The look is cataloged in magazines like Free & Easy from Japan, which is where much of the aforementioned heritage denim originates. In the 70s and 80s, efficient American mills perfected cheap, voluminous product. The Japanese went the opposite direction, working with premium designers, employing old-fashioned shuttle looms and less consistent yarns. The resulting fabrics have the kind of selvage (the unfrayed woven finish along the material’s narrow edge) fetishised by denim snobs everywhere. They wear out with much more character than the fuzzy, overwashed denims of recent decades. A new breed of bloggers are obsessively documenting their jeans’ disintegration, extensively cataloging brands, ages, washes and wears. The phenomenon is similar to the recent barrel-aged cocktail trend, observable at any number of artisanal “speakeasies” across the country.
The vast majority of Americans cannot afford bespoke, ring-spun, resin-coated dream jeans, however seductive and special. Most buy their jeans at places like Walmart, where a two-pack of house-brand Faded Glory jeans can be had for around $22. Adjusted for inflation, that’s the same price the Vogue writer paid for one pair of jeans in 1928. Of course, these cheap jeans come with the hidden cost of US jobs. Cotton Incorporated reports that only about 1 percent of jeans available in the US were manufactured domestically. By 2009, most American denim factories had been closed, with manufacturing moving to plants in China, Mexico and Bangladesh.
Perhaps a nation of unemployed Americans in $11 jeggings is our dystopian eyesore of a future. Glenn Beck, of all people, addressed the issue last year by launching his own line of American-made jeans ($129.99 a pop) with a jingoistic PR campaign after he was upset by Levi’s ads he felt glorified “revolutions and progressivism”. Beck is by no means the first Levi’s customer to conflate his own values with his blue jeans’ branding, but no matter how nostalgically we clutch our denim, it’s no longer just about us.
The US market for blue jeans has been left in the dust; Latin America and Asia drive the future of denim.

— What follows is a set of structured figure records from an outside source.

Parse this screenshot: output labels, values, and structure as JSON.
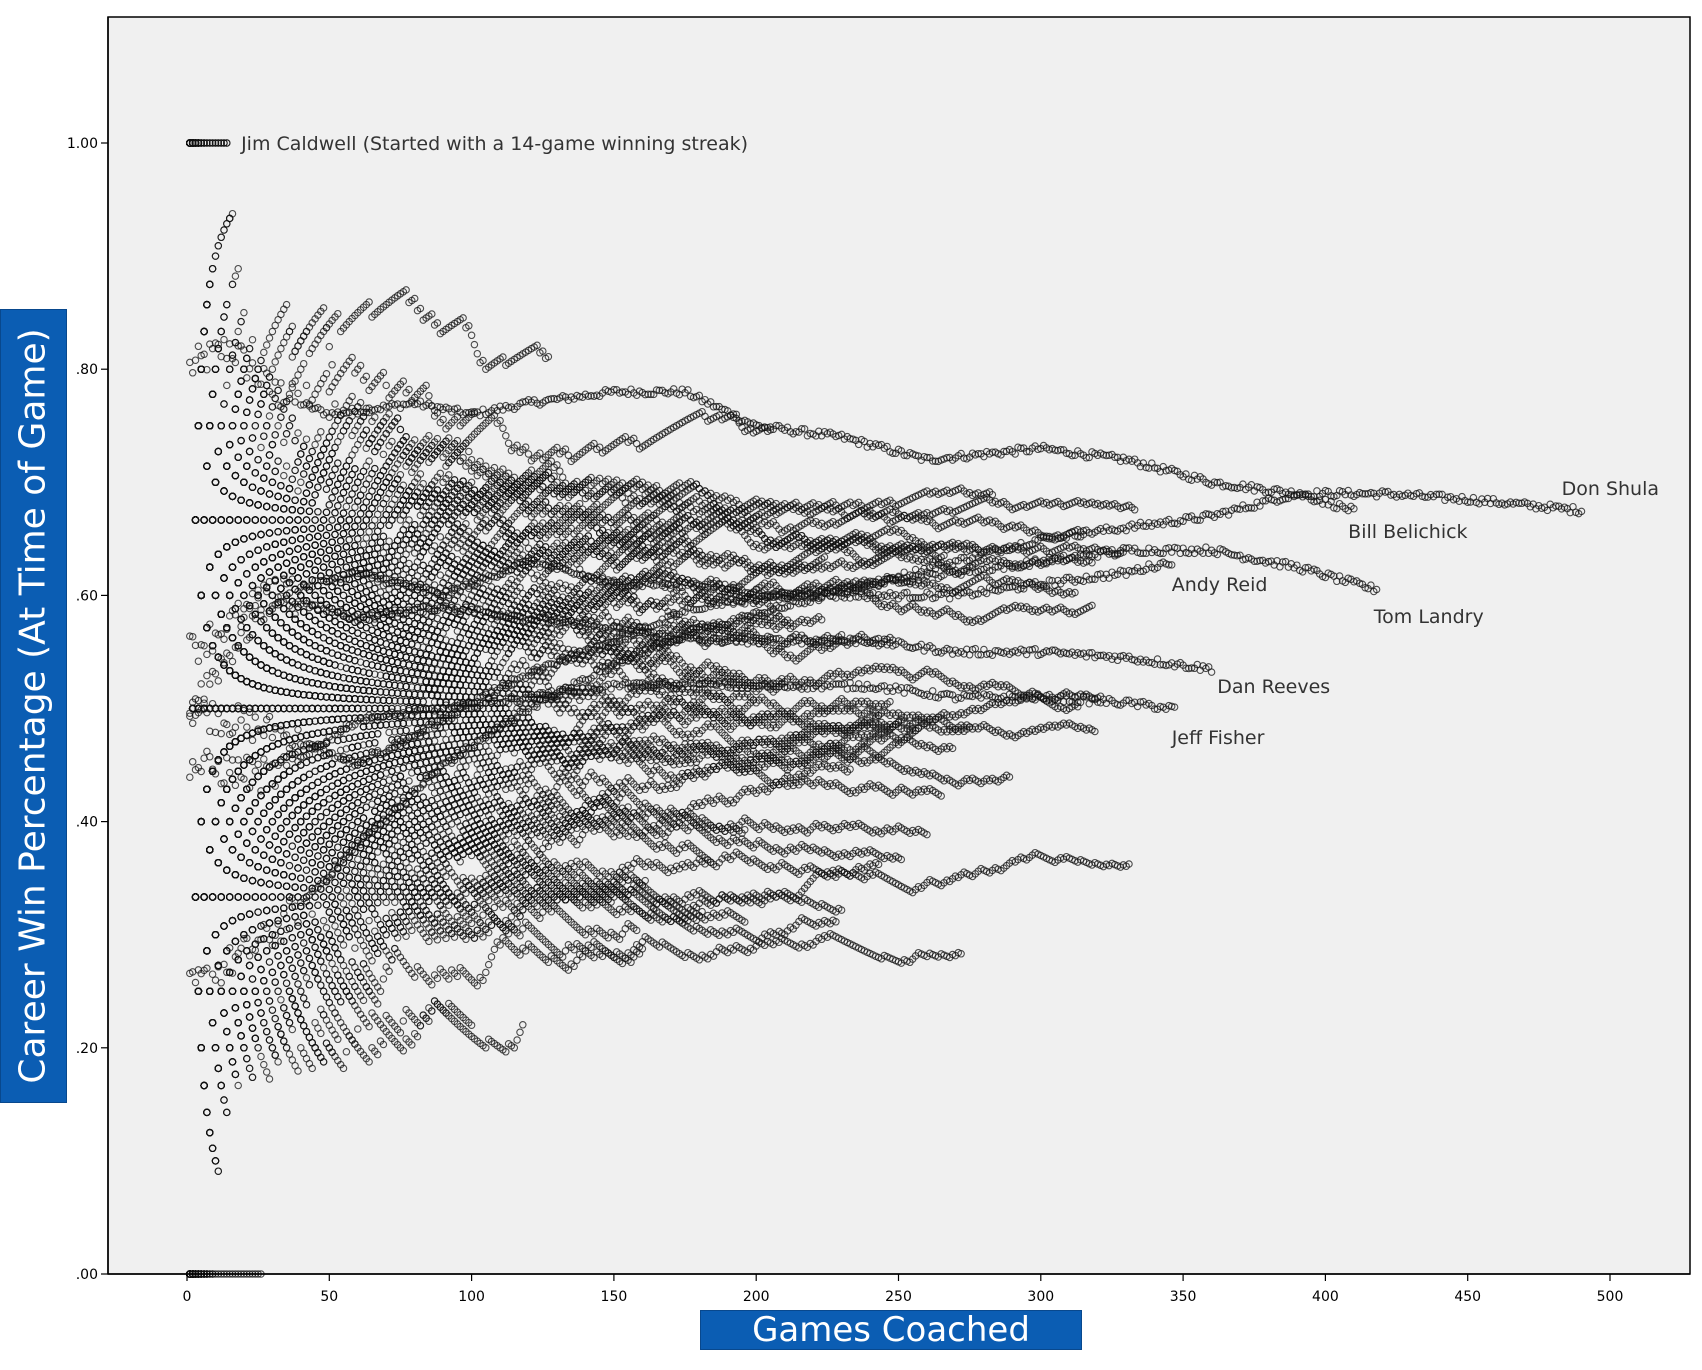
{
  "chart_data": {
    "type": "scatter",
    "title": "",
    "xlabel": "Games Coached",
    "ylabel": "Career Win Percentage (At Time of Game)",
    "xlim": [
      -27,
      525
    ],
    "ylim": [
      0,
      1.1
    ],
    "x_ticks": [
      0,
      50,
      100,
      150,
      200,
      250,
      300,
      350,
      400,
      450,
      500
    ],
    "x_tick_labels": [
      "0",
      "50",
      "100",
      "150",
      "200",
      "250",
      "300",
      "350",
      "400",
      "450",
      "500"
    ],
    "y_ticks": [
      0,
      0.2,
      0.4,
      0.6,
      0.8,
      1.0
    ],
    "y_tick_labels": [
      ".00",
      ".20",
      ".40",
      ".60",
      ".80",
      "1.00"
    ],
    "grid": false,
    "marker": "hollow-circle",
    "background": "#f0f0f0",
    "label_box_color": "#0b5db3",
    "annotations": [
      {
        "text": "Jim Caldwell (Started with a 14-game winning streak)",
        "x": 19,
        "y": 1.0
      },
      {
        "text": "Don Shula",
        "x": 483,
        "y": 0.695
      },
      {
        "text": "Bill Belichick",
        "x": 408,
        "y": 0.657
      },
      {
        "text": "Andy Reid",
        "x": 346,
        "y": 0.61
      },
      {
        "text": "Tom Landry",
        "x": 417,
        "y": 0.582
      },
      {
        "text": "Dan Reeves",
        "x": 362,
        "y": 0.52
      },
      {
        "text": "Jeff Fisher",
        "x": 346,
        "y": 0.475
      }
    ],
    "series": [
      {
        "name": "Don Shula",
        "x": [
          0,
          15,
          30,
          50,
          80,
          100,
          120,
          150,
          175,
          200,
          230,
          260,
          300,
          330,
          360,
          390,
          420,
          450,
          490
        ],
        "y": [
          0.8,
          0.82,
          0.78,
          0.76,
          0.77,
          0.76,
          0.77,
          0.78,
          0.78,
          0.75,
          0.74,
          0.72,
          0.73,
          0.72,
          0.7,
          0.69,
          0.69,
          0.685,
          0.675
        ]
      },
      {
        "name": "Bill Belichick",
        "x": [
          0,
          30,
          60,
          90,
          120,
          150,
          180,
          210,
          240,
          270,
          300,
          330,
          360,
          390,
          410
        ],
        "y": [
          0.5,
          0.48,
          0.45,
          0.49,
          0.53,
          0.56,
          0.59,
          0.6,
          0.61,
          0.63,
          0.65,
          0.66,
          0.67,
          0.69,
          0.675
        ]
      },
      {
        "name": "Tom Landry",
        "x": [
          0,
          30,
          60,
          90,
          120,
          150,
          180,
          210,
          240,
          270,
          300,
          330,
          360,
          390,
          418
        ],
        "y": [
          0.25,
          0.3,
          0.38,
          0.45,
          0.5,
          0.54,
          0.57,
          0.59,
          0.61,
          0.62,
          0.63,
          0.64,
          0.64,
          0.625,
          0.605
        ]
      },
      {
        "name": "Andy Reid",
        "x": [
          0,
          30,
          60,
          90,
          120,
          150,
          180,
          210,
          240,
          270,
          300,
          330,
          346
        ],
        "y": [
          0.5,
          0.6,
          0.62,
          0.6,
          0.63,
          0.61,
          0.61,
          0.6,
          0.6,
          0.6,
          0.61,
          0.62,
          0.63
        ]
      },
      {
        "name": "Dan Reeves",
        "x": [
          0,
          30,
          60,
          90,
          120,
          150,
          180,
          210,
          240,
          270,
          300,
          330,
          360
        ],
        "y": [
          0.55,
          0.6,
          0.58,
          0.59,
          0.58,
          0.57,
          0.56,
          0.56,
          0.56,
          0.55,
          0.55,
          0.545,
          0.535
        ]
      },
      {
        "name": "Jeff Fisher",
        "x": [
          0,
          30,
          60,
          90,
          120,
          150,
          180,
          210,
          240,
          270,
          300,
          330,
          347
        ],
        "y": [
          0.45,
          0.44,
          0.49,
          0.5,
          0.51,
          0.52,
          0.52,
          0.52,
          0.52,
          0.51,
          0.51,
          0.505,
          0.5
        ]
      }
    ]
  }
}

That said, there is a small, healthy designer-denim production chain alive in Los Angeles, and one of Levi’s early suppliers, Cone Denim, still weaves fabric in North Carolina, where small-scale manufacturers like Raleigh Denim market their product. Maybe one of these operations will be able to grow to an economy of scale and make “Made in America” accessible to its masses once again. Or it’s possible that blue jeans will just live on as America’s greatest contribution to the global closet. Until then, they’re still here. Faded, whiskered, and stretched. But still here.